Vu l'article L. 3253-8 1° du code du travail :

23. Selon ce texte, l' AGS garantit les sommes dues aux salariés à la date du jugement d'ouverture de toute procédure de redressement ou de liquidation judiciaire.

24. Après avoir alloué une somme à titre de dommages-intérêts en réparation du préjudice causé au salarié par le retard important du paiement des salaires pour les mois de décembre 2013, janvier 2014 et du 1er juin au 25 septembre 2014, l'arrêt retient que les dispositions de l'article L. 3253-8 du code du travail ne prévoient pas la garantie de l'AGS pour la créance indemnitaire allouée pour le paiement tardif des salaires.

25. En statuant ainsi, alors que cette créance réparait un préjudice qui, subi par le salarié du fait de l'inexécution par l'employeur d'une obligation résultant du contrat de travail, était né pendant la période antérieure à la date de l'ouverture de la procédure de liquidation judiciaire, la cour d'appel a violé le texte susvisé.

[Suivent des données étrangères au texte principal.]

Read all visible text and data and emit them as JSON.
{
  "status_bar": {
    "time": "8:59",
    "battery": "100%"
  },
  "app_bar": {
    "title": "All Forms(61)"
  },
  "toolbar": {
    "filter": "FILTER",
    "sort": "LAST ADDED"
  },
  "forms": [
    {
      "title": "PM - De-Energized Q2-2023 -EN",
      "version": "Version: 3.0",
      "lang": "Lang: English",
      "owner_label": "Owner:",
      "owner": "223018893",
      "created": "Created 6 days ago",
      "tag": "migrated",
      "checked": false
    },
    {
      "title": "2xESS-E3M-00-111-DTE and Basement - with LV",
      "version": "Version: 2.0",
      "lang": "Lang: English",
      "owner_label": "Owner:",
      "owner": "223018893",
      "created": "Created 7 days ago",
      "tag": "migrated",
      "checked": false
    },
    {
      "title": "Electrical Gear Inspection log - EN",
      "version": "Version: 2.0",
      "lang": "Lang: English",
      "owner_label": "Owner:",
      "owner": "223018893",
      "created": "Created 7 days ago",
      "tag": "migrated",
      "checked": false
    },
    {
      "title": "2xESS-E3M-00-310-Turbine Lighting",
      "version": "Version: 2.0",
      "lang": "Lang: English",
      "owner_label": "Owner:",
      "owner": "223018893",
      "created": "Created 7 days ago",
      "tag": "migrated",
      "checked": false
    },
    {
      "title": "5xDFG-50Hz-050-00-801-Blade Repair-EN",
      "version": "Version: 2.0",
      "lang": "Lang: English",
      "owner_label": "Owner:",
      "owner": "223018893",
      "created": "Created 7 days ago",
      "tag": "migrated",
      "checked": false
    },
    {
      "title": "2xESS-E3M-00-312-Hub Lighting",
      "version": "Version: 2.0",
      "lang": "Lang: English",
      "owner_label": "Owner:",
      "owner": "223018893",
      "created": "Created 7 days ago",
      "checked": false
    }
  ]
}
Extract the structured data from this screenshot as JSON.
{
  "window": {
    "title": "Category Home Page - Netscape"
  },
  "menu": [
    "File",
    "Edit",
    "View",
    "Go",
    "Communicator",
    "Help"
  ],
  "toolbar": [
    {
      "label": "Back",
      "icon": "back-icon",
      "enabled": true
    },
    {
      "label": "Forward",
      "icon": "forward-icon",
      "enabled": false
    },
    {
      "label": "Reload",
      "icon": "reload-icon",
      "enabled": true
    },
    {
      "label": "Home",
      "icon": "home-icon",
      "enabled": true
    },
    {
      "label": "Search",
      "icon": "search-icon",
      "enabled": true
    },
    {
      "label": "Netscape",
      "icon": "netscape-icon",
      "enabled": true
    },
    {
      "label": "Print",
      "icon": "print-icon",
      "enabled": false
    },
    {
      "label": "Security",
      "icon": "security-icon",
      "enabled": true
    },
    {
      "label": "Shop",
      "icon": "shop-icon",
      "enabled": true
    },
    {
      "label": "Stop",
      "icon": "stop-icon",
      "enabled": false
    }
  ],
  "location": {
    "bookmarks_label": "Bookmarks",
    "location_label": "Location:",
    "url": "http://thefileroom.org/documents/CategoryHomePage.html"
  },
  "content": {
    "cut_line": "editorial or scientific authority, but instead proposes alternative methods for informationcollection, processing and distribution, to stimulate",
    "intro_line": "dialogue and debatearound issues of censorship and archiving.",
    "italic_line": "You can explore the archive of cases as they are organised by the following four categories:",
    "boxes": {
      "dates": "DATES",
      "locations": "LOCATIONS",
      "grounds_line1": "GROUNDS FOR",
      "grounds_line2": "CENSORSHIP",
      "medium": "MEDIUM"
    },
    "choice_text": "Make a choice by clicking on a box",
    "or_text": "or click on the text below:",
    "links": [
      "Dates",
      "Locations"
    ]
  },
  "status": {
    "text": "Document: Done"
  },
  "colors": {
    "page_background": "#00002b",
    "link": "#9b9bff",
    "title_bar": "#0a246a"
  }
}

Portée et conséquences de la cassation

26. En application de l'article 624 du code de procédure civile, la cassation sur les premier, deuxième, et troisième moyens entraîne la cassation par voie de conséquence, respectivement, des chefs de dispositif fixant au passif de la liquidation judiciaire de l'employeur diverses sommes au titre de l'exécution et de la rupture du contrat de travail, disant que l'AGS ne garantit pas les créances liées à la rupture du contrat de travail et l'autorisant à déduire des sommes dont elle reste redevable les paiements faits antérieurement pour des créances liées à cette rupture et du chef de dispositif déboutant le salarié de sa demande en réparation du préjudice causé par une exécution déloyale du contrat de travail, qui s'y rattachent par un lien de dépendance nécessaire.

PAR CES MOTIFS, et sans qu'il y ait lieu de statuer sur l'autre grief, la Cour :

CASSE ET ANNULE, sauf en ce qu'il prononce la résiliation judiciaire du contrat de travail, dit que l'AGS doit sa garantie pour les créances nées de l'exécution du contrat de travail au titre d'un rappel de salaire pour les mois de décembre 2013, janvier 2014 et du 1er juin au 25 septembre 2014, des congés payés afférents, au titre des heures supplémentaires et des congés payés afférents et au titre d'un rappel de congés payés, fixe au passif de la société Garage Sid, représentée par son mandataire ad hoc, Mme [Y], la somme de 500 euros de dommages-intérêts pour le paiement tardif des salaires, constate que le jugement du tribunal de commerce qui a prononcé l'ouverture d'une procédure collective, a arrêté le cours des intérêts légaux, l'arrêt rendu le 12 janvier 2022, entre les parties, par la cour d'appel de Paris ;

Remet, sauf sur ces points, l'affaire et les parties dans l'état où elles se trouvaient avant cet arrêt et les renvoie devant la cour d'appel de Paris autrement composée.